Research Online: Narrowband interference mitigation, spoofing interference classification

February 27, 2017  - By
Spectrum of the Adaptive Notch Filter output signal for various interference levels

Spectrum of the Adaptive Notch Filter output signal for various interference levels Photo: Adaptive Notch Filter

Limits of narrowband interference mitigation using adaptive notch filters

By J. Wendel, Frank M. Schubert, Airbus DS GmbH, and A. Rügamer and S. Taschke, Fraunhofer IIS.
Presented at ION GNSS+, September 2016.

The robustness of a GNSS receiver against interferences can be increased significantly by using an adaptive notch filter, which estimates the instantaneous frequency of the interfering signal and suppresses it. In this paper, the foundations of adaptive notch filtering are described. Then, experiments are performed with an arbitrary waveform generator for jamming signal generation combined with a space segment simulator for GNSS signal generation. The resulting signals are recorded and post-processed in a software GNSS receiver, which implements an adaptive notch filter for interference mitigation. This setup is used to demonstrate mechanisms that limit the interference mitigation capabilities of adaptive notch filters.

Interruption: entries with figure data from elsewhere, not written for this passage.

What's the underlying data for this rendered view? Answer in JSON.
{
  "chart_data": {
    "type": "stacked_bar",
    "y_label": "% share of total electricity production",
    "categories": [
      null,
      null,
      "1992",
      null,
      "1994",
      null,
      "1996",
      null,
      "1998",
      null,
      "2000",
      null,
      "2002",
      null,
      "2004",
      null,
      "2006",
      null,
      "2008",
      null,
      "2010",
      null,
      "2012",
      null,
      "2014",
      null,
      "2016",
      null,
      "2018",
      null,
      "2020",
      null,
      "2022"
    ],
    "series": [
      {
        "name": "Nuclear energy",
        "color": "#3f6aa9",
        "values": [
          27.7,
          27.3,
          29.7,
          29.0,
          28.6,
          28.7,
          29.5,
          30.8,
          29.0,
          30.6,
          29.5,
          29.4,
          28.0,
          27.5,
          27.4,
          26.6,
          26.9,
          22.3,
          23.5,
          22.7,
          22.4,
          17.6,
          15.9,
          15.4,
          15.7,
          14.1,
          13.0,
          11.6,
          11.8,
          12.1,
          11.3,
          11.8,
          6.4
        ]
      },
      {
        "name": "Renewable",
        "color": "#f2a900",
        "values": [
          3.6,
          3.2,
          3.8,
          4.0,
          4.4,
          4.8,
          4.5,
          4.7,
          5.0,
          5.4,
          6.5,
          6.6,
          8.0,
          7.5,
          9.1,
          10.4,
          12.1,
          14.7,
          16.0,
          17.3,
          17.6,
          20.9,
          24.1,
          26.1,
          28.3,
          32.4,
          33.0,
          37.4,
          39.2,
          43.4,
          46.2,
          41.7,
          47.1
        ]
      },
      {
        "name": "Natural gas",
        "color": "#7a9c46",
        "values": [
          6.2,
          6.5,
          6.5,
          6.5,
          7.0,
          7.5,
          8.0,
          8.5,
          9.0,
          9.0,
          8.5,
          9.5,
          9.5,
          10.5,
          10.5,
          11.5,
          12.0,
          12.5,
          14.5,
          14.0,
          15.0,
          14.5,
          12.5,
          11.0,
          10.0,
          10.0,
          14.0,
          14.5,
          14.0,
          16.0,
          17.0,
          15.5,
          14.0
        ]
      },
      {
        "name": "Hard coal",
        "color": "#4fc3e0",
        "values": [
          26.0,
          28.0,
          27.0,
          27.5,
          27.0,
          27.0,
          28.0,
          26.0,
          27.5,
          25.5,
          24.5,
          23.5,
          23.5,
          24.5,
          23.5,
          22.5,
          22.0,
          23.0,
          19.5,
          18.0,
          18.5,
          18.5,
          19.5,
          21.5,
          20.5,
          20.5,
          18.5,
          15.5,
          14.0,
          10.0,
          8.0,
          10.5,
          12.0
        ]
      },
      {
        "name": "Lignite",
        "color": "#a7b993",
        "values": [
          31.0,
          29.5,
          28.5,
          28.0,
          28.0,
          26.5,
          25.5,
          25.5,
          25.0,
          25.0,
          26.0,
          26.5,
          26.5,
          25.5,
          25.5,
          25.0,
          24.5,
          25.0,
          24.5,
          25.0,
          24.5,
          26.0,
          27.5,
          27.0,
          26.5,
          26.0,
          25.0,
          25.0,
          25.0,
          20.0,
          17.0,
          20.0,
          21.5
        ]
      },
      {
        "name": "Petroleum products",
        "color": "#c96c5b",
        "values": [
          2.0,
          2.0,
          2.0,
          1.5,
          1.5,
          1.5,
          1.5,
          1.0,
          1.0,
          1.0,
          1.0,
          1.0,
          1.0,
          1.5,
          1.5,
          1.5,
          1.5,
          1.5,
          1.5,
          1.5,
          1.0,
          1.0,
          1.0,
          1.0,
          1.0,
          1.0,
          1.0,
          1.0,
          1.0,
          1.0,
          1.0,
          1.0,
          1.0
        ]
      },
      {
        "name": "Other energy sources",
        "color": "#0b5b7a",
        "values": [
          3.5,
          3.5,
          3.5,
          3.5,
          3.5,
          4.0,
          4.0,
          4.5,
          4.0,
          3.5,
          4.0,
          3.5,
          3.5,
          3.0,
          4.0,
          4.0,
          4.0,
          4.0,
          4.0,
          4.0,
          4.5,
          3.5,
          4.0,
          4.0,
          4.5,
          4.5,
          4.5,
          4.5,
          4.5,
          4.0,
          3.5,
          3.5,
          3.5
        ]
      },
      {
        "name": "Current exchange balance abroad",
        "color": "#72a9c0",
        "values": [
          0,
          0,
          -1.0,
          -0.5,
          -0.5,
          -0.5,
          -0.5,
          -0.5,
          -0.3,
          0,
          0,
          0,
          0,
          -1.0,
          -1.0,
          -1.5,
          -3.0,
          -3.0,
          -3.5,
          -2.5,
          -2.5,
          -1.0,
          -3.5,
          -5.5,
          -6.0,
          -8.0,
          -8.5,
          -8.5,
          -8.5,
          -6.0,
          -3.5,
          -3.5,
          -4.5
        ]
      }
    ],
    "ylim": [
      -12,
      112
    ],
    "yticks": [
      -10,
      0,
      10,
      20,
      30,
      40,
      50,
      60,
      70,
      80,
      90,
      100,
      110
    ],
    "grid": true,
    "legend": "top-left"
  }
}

Spoofing, jamming and multipath interference classification using a maximum-likelihood multi-tap multipath estimator

By Jason N. Gross, West Virginia University and Todd E. Humphreys, University of Texas at Austin.
Presented at ION ITM, January 2017.

This paper experimentally evaluates the application of existing multipath mitigation technology in conjunction with in-band power monitoring for the purpose of GNSS interference classification. Interference detection and classification metrics derived from the output of a multiple-correlation tap, maximum-likelihood multipath estimator are jointly used for the alarming the presence of GNSS spoofing, jamming or multipath. This approach is evaluated against a dozen sets of deep urban multipath recordings, several recordings of wideband jammers at several different power levels, and clean static data recordings. Two detection approaches are proposed, and one is shown to be better at discriminating between spoofing and jamming attacks.